Die wiederum läuft völlig unterschiedlich. Während Vorarlberg bereits das gesamte Gesundheitspersonal am 9. Jänner erstmals geimpft hat, starten die Steirer an diesem Wochenende mit der Impfung des niedergelassenen Gesundheitspersonals. Im Burgenland hat immerhin am vergangenen Wochenende eine groß angelegte Impfaktion für medizinisches Personal stattgefunden. Manche Bundesländer scheinen ihre Corona-Aktivitäten offenbar immer noch darauf zu beschränken, auf besseres und wärmeres Wetter zu hoffen. Die gewohnt streit- und partylustigen Tiroler wiederum legen sich derzeit gerade mit den Bayern an, weil diese die Grenzen dichtmachen. Der Grund: in Tirol grassiert die hochinfektiöse Südafrika-Variante des Virus. Doch das wollen die Tiroler noch nicht so wirklich glauben.

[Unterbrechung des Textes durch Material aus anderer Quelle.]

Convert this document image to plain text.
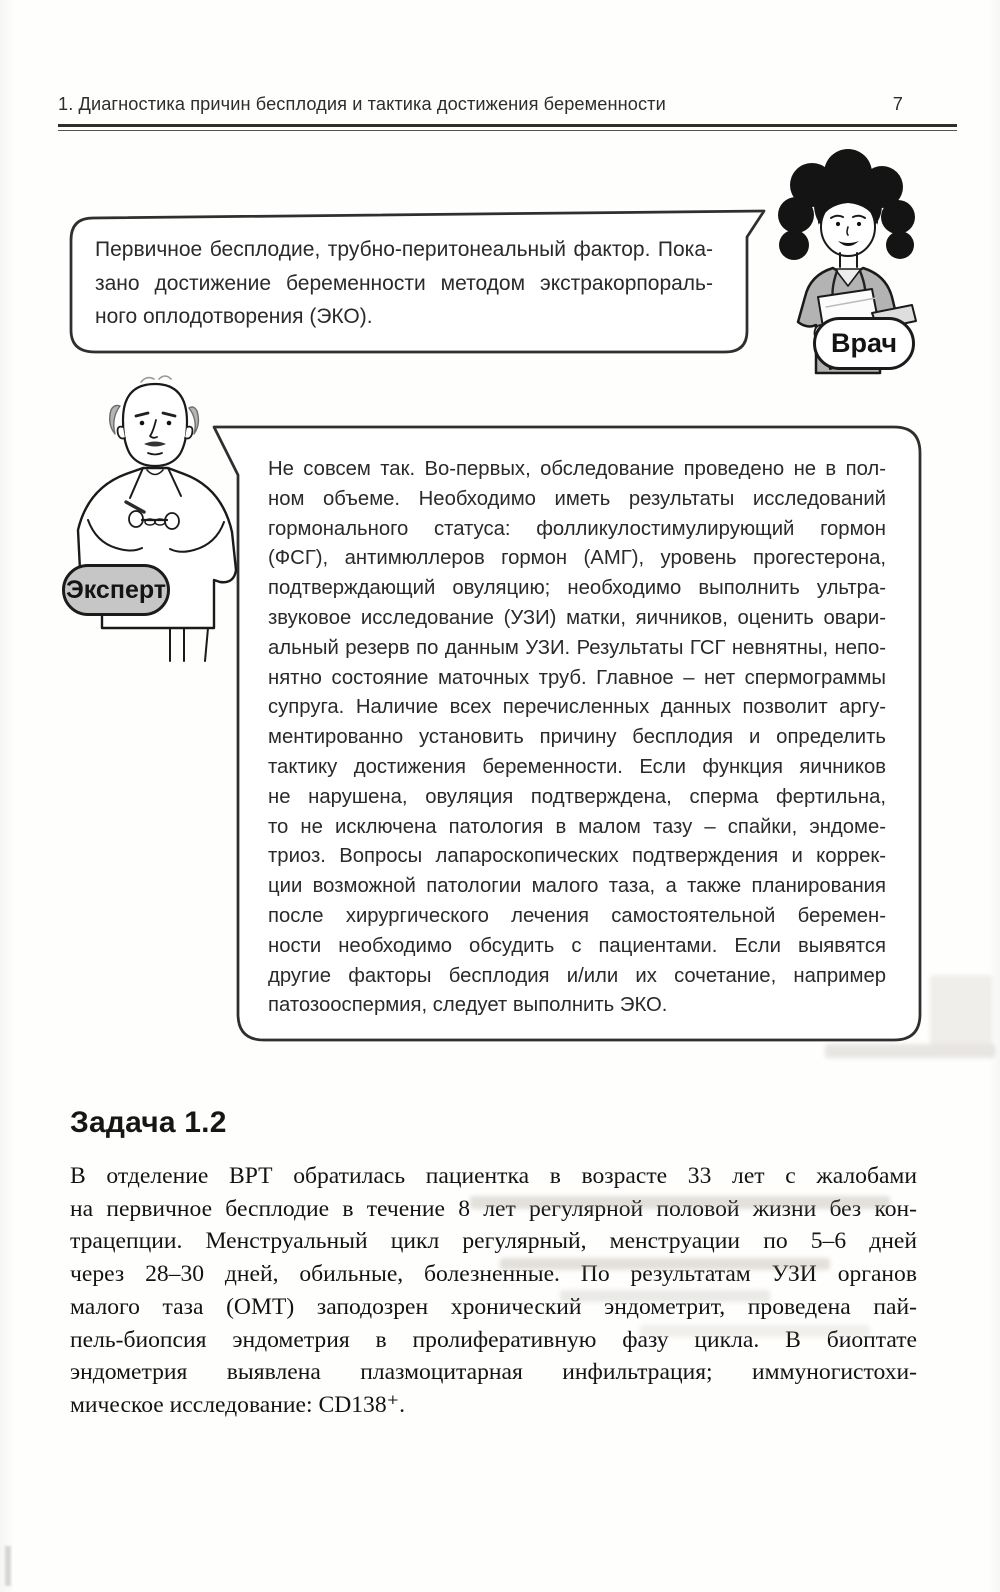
1. Диагностика причин бесплодия и тактика достижения беременности	7
Первичное бесплодие, трубно-перитонеальный фактор. Пока-
зано достижение беременности методом экстракорпораль-
ного оплодотворения (ЭКО).
Врач
Не совсем так. Во-первых, обследование проведено не в пол-
ном объеме. Необходимо иметь результаты исследований
гормонального статуса: фолликулостимулирующий гормон
(ФСГ), антимюллеров гормон (АМГ), уровень прогестерона,
подтверждающий овуляцию; необходимо выполнить ультра-
звуковое исследование (УЗИ) матки, яичников, оценить овари-
альный резерв по данным УЗИ. Результаты ГСГ невнятны, непо-
нятно состояние маточных труб. Главное – нет спермограммы
супруга. Наличие всех перечисленных данных позволит аргу-
ментированно установить причину бесплодия и определить
тактику достижения беременности. Если функция яичников
не нарушена, овуляция подтверждена, сперма фертильна,
то не исключена патология в малом тазу – спайки, эндоме-
триоз. Вопросы лапароскопических подтверждения и коррек-
ции возможной патологии малого таза, а также планирования
после хирургического лечения самостоятельной беремен-
ности необходимо обсудить с пациентами. Если выявятся
другие факторы бесплодия и/или их сочетание, например
патозооспермия, следует выполнить ЭКО.
Эксперт
Задача 1.2
В отделение ВРТ обратилась пациентка в возрасте 33 лет с жалобами
на первичное бесплодие в течение 8 лет регулярной половой жизни без кон-
трацепции. Менструальный цикл регулярный, менструации по 5–6 дней
через 28–30 дней, обильные, болезненные. По результатам УЗИ органов
малого таза (ОМТ) заподозрен хронический эндометрит, проведена пай-
пель-биопсия эндометрия в пролиферативную фазу цикла. В биоптате
эндометрия выявлена плазмоцитарная инфильтрация; иммуногистохи-
мическое исследование: CD138⁺.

Da in den vergangenen Monaten zur Eindämmung der Pandemie immer wieder Bereiche ausgesetzt worden sind – Gastronomie und Kultur etwa leiden neben vielen anderen Sektoren besonders – sollte man einmal über neue vielleicht wirkungsvollere Maßnahmen nachdenken. Eine solche könnte sein, den Föderalismus bis zum Sommer auszusetzen und die Pandemiemaßnahmen doch zentral zu steuern – ohne Zwischenrufe aus den Ländern. Wenn er doch jemandem abgeht, können wir den Föderalismus danach ja wieder einsetzen. (rüm)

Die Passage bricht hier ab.